Bitwise zeigt mit dem BITW, wie institutionelle Krypto-Investoren Marktführer regelbasiert abbilden. Die jüngste Anpassung macht deutlich, dass neue Gewinner alte Narrative verdrängen können. Gleichzeitig entsteht mit Bitcoin-L2-Projekten wie Bitcoin Hyper ein weiteres spekulatives Wachstumsfeld.
Bitwise zählt zu den bekanntesten spezialisierten Vermögensverwaltern im Bereich digitaler Assets.

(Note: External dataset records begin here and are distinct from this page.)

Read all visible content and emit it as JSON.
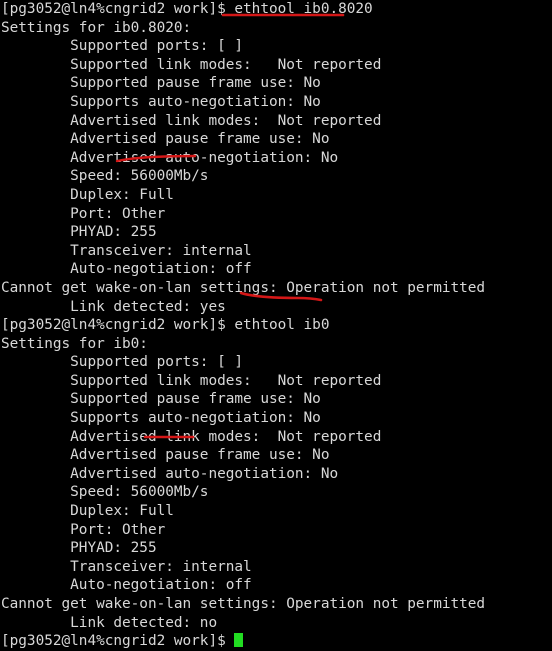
{
  "terminal": {
    "title": "Terminal",
    "background_color": "#000000",
    "text_color": "#d8d8d8",
    "cursor_color": "#22dd22",
    "annotation_color": "#d41717",
    "prompt": "[pg3052@ln4%cngrid2 work]$",
    "lines": [
      {
        "id": "l01",
        "kind": "command",
        "text": "[pg3052@ln4%cngrid2 work]$ ethtool ib0.8020"
      },
      {
        "id": "l02",
        "kind": "output",
        "text": "Settings for ib0.8020:"
      },
      {
        "id": "l03",
        "kind": "output",
        "text": "        Supported ports: [ ]"
      },
      {
        "id": "l04",
        "kind": "output",
        "text": "        Supported link modes:   Not reported"
      },
      {
        "id": "l05",
        "kind": "output",
        "text": "        Supported pause frame use: No"
      },
      {
        "id": "l06",
        "kind": "output",
        "text": "        Supports auto-negotiation: No"
      },
      {
        "id": "l07",
        "kind": "output",
        "text": "        Advertised link modes:  Not reported"
      },
      {
        "id": "l08",
        "kind": "output",
        "text": "        Advertised pause frame use: No"
      },
      {
        "id": "l09",
        "kind": "output",
        "text": "        Advertised auto-negotiation: No"
      },
      {
        "id": "l10",
        "kind": "output",
        "text": "        Speed: 56000Mb/s"
      },
      {
        "id": "l11",
        "kind": "output",
        "text": "        Duplex: Full"
      },
      {
        "id": "l12",
        "kind": "output",
        "text": "        Port: Other"
      },
      {
        "id": "l13",
        "kind": "output",
        "text": "        PHYAD: 255"
      },
      {
        "id": "l14",
        "kind": "output",
        "text": "        Transceiver: internal"
      },
      {
        "id": "l15",
        "kind": "output",
        "text": "        Auto-negotiation: off"
      },
      {
        "id": "l16",
        "kind": "error",
        "text": "Cannot get wake-on-lan settings: Operation not permitted"
      },
      {
        "id": "l17",
        "kind": "output",
        "text": "        Link detected: yes"
      },
      {
        "id": "l18",
        "kind": "command",
        "text": "[pg3052@ln4%cngrid2 work]$ ethtool ib0"
      },
      {
        "id": "l19",
        "kind": "output",
        "text": "Settings for ib0:"
      },
      {
        "id": "l20",
        "kind": "output",
        "text": "        Supported ports: [ ]"
      },
      {
        "id": "l21",
        "kind": "output",
        "text": "        Supported link modes:   Not reported"
      },
      {
        "id": "l22",
        "kind": "output",
        "text": "        Supported pause frame use: No"
      },
      {
        "id": "l23",
        "kind": "output",
        "text": "        Supports auto-negotiation: No"
      },
      {
        "id": "l24",
        "kind": "output",
        "text": "        Advertised link modes:  Not reported"
      },
      {
        "id": "l25",
        "kind": "output",
        "text": "        Advertised pause frame use: No"
      },
      {
        "id": "l26",
        "kind": "output",
        "text": "        Advertised auto-negotiation: No"
      },
      {
        "id": "l27",
        "kind": "output",
        "text": "        Speed: 56000Mb/s"
      },
      {
        "id": "l28",
        "kind": "output",
        "text": "        Duplex: Full"
      },
      {
        "id": "l29",
        "kind": "output",
        "text": "        Port: Other"
      },
      {
        "id": "l30",
        "kind": "output",
        "text": "        PHYAD: 255"
      },
      {
        "id": "l31",
        "kind": "output",
        "text": "        Transceiver: internal"
      },
      {
        "id": "l32",
        "kind": "output",
        "text": "        Auto-negotiation: off"
      },
      {
        "id": "l33",
        "kind": "error",
        "text": "Cannot get wake-on-lan settings: Operation not permitted"
      },
      {
        "id": "l34",
        "kind": "output",
        "text": "        Link detected: no"
      },
      {
        "id": "l35",
        "kind": "prompt",
        "text": "[pg3052@ln4%cngrid2 work]$ "
      }
    ],
    "commands": [
      {
        "id": "cmd1",
        "text": "ethtool ib0.8020",
        "interface": "ib0.8020"
      },
      {
        "id": "cmd2",
        "text": "ethtool ib0",
        "interface": "ib0"
      }
    ],
    "annotations": [
      {
        "id": "a1",
        "kind": "underline-straight",
        "target": "ethtool ib0.8020",
        "note": "red line under first command"
      },
      {
        "id": "a2",
        "kind": "underline-curve",
        "target": "56000Mb/s",
        "note": "red line under first Speed value"
      },
      {
        "id": "a3",
        "kind": "stroke-curve",
        "target": "ethtool ib0",
        "note": "red stroke below second command"
      },
      {
        "id": "a4",
        "kind": "underline-straight",
        "target": "56000Mb/s",
        "note": "red line under second Speed value"
      }
    ],
    "cursor": {
      "visible": true,
      "shape": "block"
    }
  }
}
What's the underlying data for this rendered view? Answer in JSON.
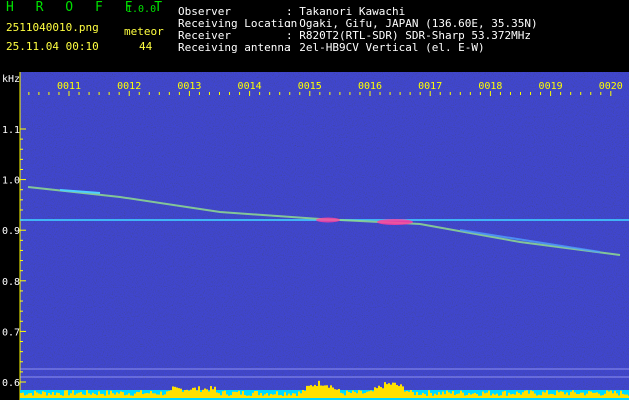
{
  "app": {
    "name": "H R O F F T",
    "version": "1.0.0"
  },
  "file": {
    "name": "2511040010.png",
    "datetime": "25.11.04 00:10"
  },
  "meteor": {
    "label": "meteor",
    "count": "44"
  },
  "info": [
    {
      "label": "Observer",
      "value": ": Takanori Kawachi"
    },
    {
      "label": "Receiving Location",
      "value": ": Ogaki, Gifu, JAPAN (136.60E, 35.35N)"
    },
    {
      "label": "Receiver",
      "value": ": R820T2(RTL-SDR) SDR-Sharp 53.372MHz"
    },
    {
      "label": "Receiving antenna",
      "value": ": 2el-HB9CV Vertical (el. E-W)"
    }
  ],
  "axis": {
    "y_unit": "kHz",
    "y_ticks": [
      "1.1",
      "1.0",
      "0.9",
      "0.8",
      "0.7",
      "0.6"
    ],
    "x_ticks": [
      "0011",
      "0012",
      "0013",
      "0014",
      "0015",
      "0016",
      "0017",
      "0018",
      "0019",
      "0020"
    ]
  },
  "colors": {
    "background": "#10104a",
    "ticks": "#ffff00",
    "carrier": "#40c8ff",
    "meteor": "#ff40a0"
  }
}
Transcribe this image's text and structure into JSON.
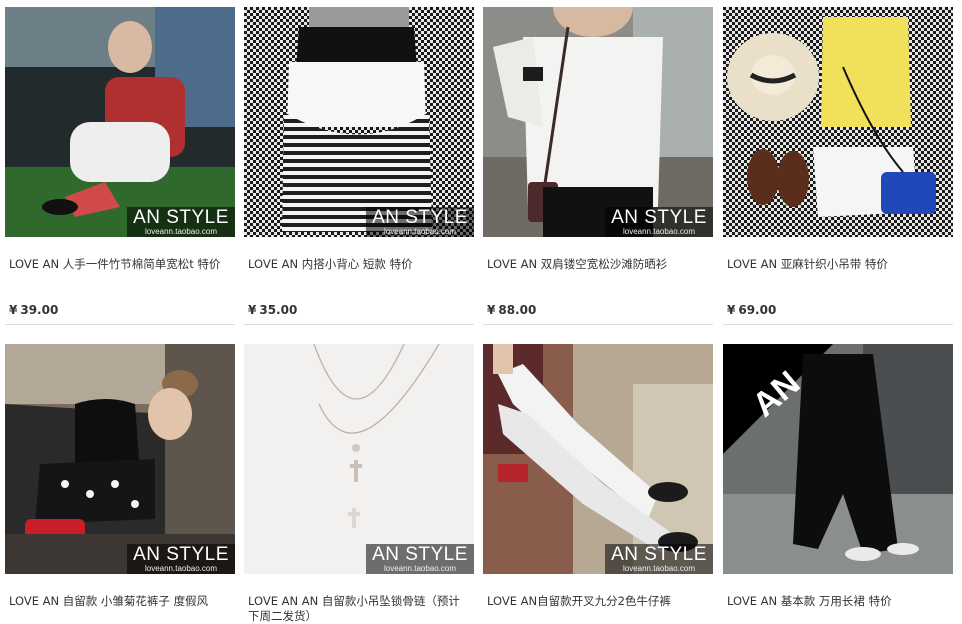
{
  "watermark": {
    "brand": "AN STYLE",
    "site": "loveann.taobao.com"
  },
  "currency": "¥",
  "products": [
    {
      "title": "LOVE AN 人手一件竹节棉简单宽松t 特价",
      "price": "39.00",
      "watermark": true
    },
    {
      "title": "LOVE AN 内搭小背心 短款 特价",
      "price": "35.00",
      "watermark": true
    },
    {
      "title": "LOVE AN 双肩镂空宽松沙滩防晒衫",
      "price": "88.00",
      "watermark": true
    },
    {
      "title": "LOVE AN 亚麻针织小吊带 特价",
      "price": "69.00",
      "watermark": false
    },
    {
      "title": "LOVE AN 自留款 小雏菊花裤子 度假风",
      "watermark": true
    },
    {
      "title": "LOVE AN AN 自留款小吊坠锁骨链（预计下周二发货）",
      "watermark": true
    },
    {
      "title": "LOVE AN自留款开叉九分2色牛仔裤",
      "watermark": true
    },
    {
      "title": "LOVE AN 基本款 万用长裙 特价",
      "watermark": false,
      "badge": "AN"
    }
  ]
}
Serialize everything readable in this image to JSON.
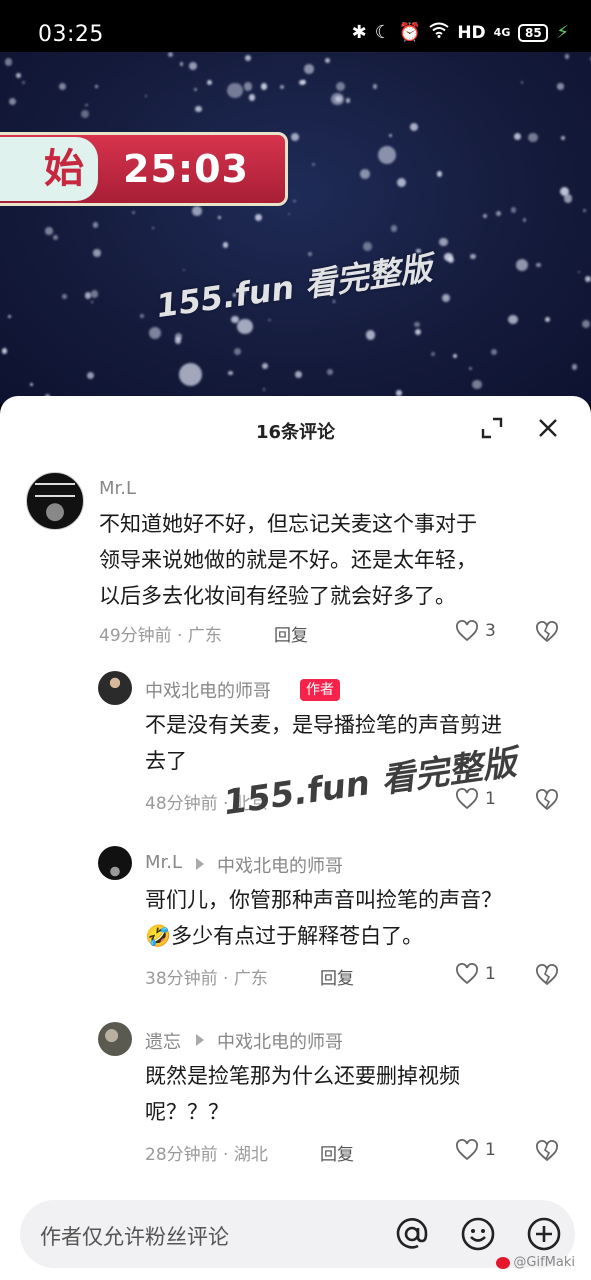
{
  "status_bar": {
    "time": "03:25",
    "bluetooth_icon": "bluetooth-icon",
    "dnd_icon": "moon-icon",
    "alarm_icon": "alarm-icon",
    "wifi_icon": "wifi-icon",
    "hd": "HD",
    "network": "4G",
    "battery": "85"
  },
  "video": {
    "banner_text": "始",
    "timer": "25:03",
    "watermark": "155.fun 看完整版"
  },
  "comments_panel": {
    "title": "16条评论",
    "expand_icon": "expand-icon",
    "close_icon": "close-icon",
    "reply_label": "回复",
    "author_badge": "作者"
  },
  "comments": [
    {
      "user": "Mr.L",
      "text_lines": [
        "不知道她好不好，但忘记关麦这个事对于",
        "领导来说她做的就是不好。还是太年轻，",
        "以后多去化妆间有经验了就会好多了。"
      ],
      "time_location": "49分钟前 · 广东",
      "likes": "3"
    },
    {
      "user": "中戏北电的师哥",
      "text_lines": [
        "不是没有关麦，是导播捡笔的声音剪进",
        "去了"
      ],
      "time_location": "48分钟前 · 北京",
      "likes": "1"
    },
    {
      "user": "Mr.L",
      "reply_to": "中戏北电的师哥",
      "text_lines": [
        "哥们儿，你管那种声音叫捡笔的声音？",
        "🤣多少有点过于解释苍白了。"
      ],
      "time_location": "38分钟前 · 广东",
      "likes": "1"
    },
    {
      "user": "遗忘",
      "reply_to": "中戏北电的师哥",
      "text_lines": [
        "既然是捡笔那为什么还要删掉视频",
        "呢？？？"
      ],
      "time_location": "28分钟前 · 湖北",
      "likes": "1"
    }
  ],
  "overlay_watermark": "155.fun 看完整版",
  "input_bar": {
    "placeholder": "作者仅允许粉丝评论",
    "at_icon": "at-icon",
    "emoji_icon": "emoji-icon",
    "add_icon": "add-icon"
  },
  "footer_watermark": "@GifMaki"
}
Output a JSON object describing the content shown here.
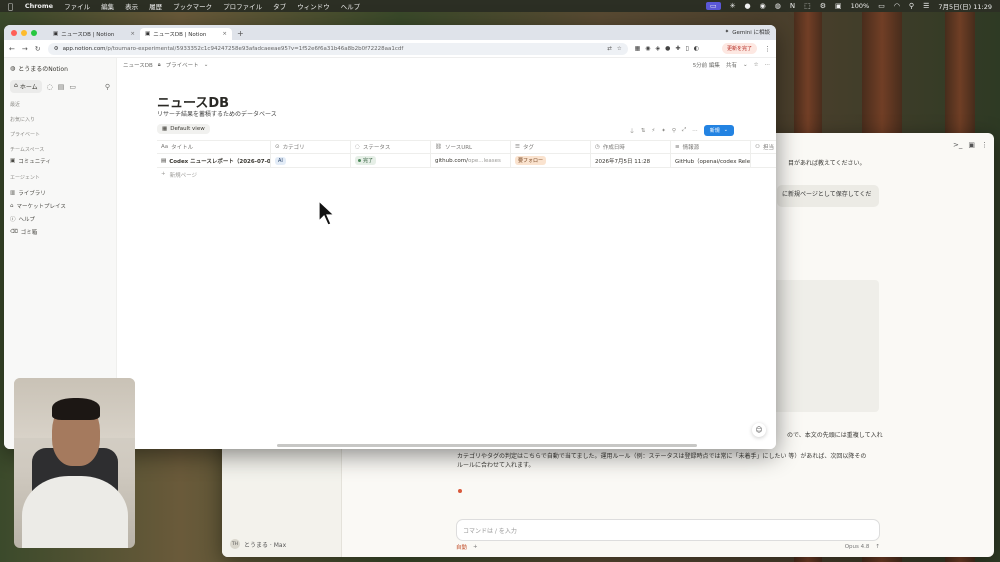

Das Unternehmen bietet verschiedene Krypto-Fonds, ETFs, Indexlösungen und institutionelle Anlageprodukte an.
Der Bitwise 10 Crypto Index ETF, kurz BITW, soll Anlegern eine breite Abbildung der größten Krypto-Assets ermöglichen, ohne einzelne Coins selbst auswählen zu müssen. Laut Bitwise bildet BITW einen Index der zehn größten Krypto-Assets ab, die nach bestimmten Kriterien geprüft, nach Marktkapitalisierung gewichtet und monatlich neu ausbalanciert werden. Damit ist der Fonds weniger eine aktive Wette auf einzelne Trends, sondern ein regelbasierter Korb führender Kryptowährungen.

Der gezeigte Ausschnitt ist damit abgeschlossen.